REVIEW: Charlie and Stan, Mercury Theatre Colchester ✭✭✭✭

Paul T Davies reviews Told By An Idiot’s production of Charlie and Stan on its tour stop at the Mercury Theatre Colchester.

Charlie and Stan
Jerone Marsh-Reid (Stan), Danielle Bird (Charlie) and Nick Haverson (Fred Karno) in Charlie and Stan. Photo: Matt Crockett

Charlie and Stan.
Mercury Theatre Colchester.
9 February 2023
4 Stars
Told By An Idiot Website

A transatlantic voyage in 1910, and on board are two performers who, after arriving in America, rocket to worldwide fame. Playing as part of Fred Karno’s musical troupe are Charlie Chaplin and his understudy Stan Laurel. We can only speculate what happened on that trip, but there is photographic evidence, and director and Told By An Idiot co-creator Paul Hunter has created a hugely enjoyable piece, performed (almost) without dialogue, to a live piano score. It’s a silent movie unreeling live in front of your eyes. It is a style we see less of now, classic slapstick, with some recognisable routines, but also showing how tough Chaplin’s upbringing was.

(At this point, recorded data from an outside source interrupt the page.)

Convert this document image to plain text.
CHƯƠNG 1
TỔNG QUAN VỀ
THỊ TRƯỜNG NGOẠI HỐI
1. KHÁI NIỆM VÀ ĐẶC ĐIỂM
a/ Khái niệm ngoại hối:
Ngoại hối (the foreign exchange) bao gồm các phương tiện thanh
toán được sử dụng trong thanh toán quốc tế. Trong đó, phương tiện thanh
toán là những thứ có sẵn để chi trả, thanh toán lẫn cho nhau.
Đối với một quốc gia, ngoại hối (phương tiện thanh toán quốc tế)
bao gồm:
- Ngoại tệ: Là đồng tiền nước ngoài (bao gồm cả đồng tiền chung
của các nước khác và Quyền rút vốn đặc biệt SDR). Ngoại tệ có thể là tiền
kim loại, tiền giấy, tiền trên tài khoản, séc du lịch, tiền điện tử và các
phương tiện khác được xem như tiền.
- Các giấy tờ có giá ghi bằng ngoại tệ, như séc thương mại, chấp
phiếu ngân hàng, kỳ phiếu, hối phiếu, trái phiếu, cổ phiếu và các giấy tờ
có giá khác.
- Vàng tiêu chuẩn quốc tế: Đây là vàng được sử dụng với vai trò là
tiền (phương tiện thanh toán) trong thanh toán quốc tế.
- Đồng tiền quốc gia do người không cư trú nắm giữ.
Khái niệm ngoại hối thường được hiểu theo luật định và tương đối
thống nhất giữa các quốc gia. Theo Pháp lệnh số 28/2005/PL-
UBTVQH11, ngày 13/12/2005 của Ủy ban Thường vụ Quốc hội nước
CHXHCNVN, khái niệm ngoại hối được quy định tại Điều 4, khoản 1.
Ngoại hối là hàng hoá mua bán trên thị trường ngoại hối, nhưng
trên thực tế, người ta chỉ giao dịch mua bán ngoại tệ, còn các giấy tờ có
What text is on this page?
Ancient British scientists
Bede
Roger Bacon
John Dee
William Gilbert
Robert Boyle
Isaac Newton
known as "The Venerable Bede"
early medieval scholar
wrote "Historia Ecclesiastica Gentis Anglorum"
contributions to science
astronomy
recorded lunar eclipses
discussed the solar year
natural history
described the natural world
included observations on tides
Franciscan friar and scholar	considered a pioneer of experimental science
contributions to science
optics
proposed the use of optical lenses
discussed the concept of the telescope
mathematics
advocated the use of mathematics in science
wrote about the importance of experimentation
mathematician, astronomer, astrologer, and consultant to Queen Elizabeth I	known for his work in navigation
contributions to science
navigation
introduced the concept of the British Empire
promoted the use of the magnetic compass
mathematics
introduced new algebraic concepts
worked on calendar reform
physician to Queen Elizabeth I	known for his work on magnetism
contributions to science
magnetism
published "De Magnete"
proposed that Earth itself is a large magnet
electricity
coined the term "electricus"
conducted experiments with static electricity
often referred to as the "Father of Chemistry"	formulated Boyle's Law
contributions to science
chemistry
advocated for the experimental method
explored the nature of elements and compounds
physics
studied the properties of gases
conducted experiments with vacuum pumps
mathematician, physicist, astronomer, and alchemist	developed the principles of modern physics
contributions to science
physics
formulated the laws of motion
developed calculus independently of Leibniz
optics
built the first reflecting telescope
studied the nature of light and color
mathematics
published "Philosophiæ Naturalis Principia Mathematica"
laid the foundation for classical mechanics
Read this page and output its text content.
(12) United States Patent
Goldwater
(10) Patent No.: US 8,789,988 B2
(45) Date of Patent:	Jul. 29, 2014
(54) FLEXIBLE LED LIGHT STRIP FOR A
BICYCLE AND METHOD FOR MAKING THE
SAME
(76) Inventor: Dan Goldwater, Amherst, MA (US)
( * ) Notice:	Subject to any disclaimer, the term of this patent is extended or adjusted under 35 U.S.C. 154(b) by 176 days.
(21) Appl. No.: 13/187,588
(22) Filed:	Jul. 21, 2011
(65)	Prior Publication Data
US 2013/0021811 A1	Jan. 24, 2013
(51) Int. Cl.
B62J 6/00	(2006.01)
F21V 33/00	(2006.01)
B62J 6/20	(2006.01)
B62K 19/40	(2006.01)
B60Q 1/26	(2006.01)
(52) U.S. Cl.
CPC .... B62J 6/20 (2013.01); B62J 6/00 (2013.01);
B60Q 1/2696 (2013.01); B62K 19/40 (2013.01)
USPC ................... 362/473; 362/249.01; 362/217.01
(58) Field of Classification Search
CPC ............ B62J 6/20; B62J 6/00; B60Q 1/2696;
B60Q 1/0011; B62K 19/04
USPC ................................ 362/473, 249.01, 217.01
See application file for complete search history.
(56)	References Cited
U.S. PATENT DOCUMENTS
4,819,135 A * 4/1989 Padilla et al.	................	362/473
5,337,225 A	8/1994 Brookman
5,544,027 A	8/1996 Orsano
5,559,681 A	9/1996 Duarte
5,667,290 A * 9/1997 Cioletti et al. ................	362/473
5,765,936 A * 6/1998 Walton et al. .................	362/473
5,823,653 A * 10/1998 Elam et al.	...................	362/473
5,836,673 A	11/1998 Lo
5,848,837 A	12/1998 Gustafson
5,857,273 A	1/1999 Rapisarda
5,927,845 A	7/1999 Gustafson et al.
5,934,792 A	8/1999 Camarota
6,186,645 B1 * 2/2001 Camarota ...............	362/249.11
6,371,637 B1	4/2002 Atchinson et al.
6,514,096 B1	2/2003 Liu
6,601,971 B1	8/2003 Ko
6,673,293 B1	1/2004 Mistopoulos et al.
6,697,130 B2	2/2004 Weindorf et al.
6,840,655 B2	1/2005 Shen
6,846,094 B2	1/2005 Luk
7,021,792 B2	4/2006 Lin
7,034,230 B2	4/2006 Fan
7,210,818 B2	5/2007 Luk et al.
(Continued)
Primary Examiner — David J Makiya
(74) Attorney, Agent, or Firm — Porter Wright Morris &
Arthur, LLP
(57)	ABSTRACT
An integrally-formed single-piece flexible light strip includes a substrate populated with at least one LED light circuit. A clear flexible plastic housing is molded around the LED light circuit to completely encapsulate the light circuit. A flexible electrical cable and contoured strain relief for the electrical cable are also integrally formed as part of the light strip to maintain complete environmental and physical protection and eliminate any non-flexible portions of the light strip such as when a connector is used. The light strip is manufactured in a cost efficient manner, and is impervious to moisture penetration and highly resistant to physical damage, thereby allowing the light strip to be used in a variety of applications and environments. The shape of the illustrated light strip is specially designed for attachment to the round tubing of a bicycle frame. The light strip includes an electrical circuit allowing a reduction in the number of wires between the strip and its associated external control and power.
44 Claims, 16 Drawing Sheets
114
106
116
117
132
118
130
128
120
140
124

Danielle Bird is flawless as Chaplin, every movement capturing the Little Tramp, communicating every tiny nuance through to a more expansive theatrical style perfectly. She is matched by the equally excellent Jerone Marsh-Reid as Stan Laurel, beautifully capturing his onstage vulnerability and sweetness. Playing a variety of roles, including Karno, Nick Haverson is outstanding, especially as Chaplin’s drunk father and as a spot on Oliver Hardy, providing one of the show’s many highlights. The quartet is completed by Sara Alexander, also multi-rolling, and playing the piano score to perfection. It’s a show packed with energy, though some of it did feel lost in the wide expanse of the Mercury main stage.

At eighty minutes with no interval, the show is a little too long, and the narrative becomes a bit unclear in the middle of the show. However, it has a huge heart, ad when the cast leave the ship in New York, there’s a real sense of poignancy as Stan meets Laurel, and Chaplin exits with his trademark walking stick and hat. It makes you want to watch those classic movies all over again, and hope that a younger generation discovers them.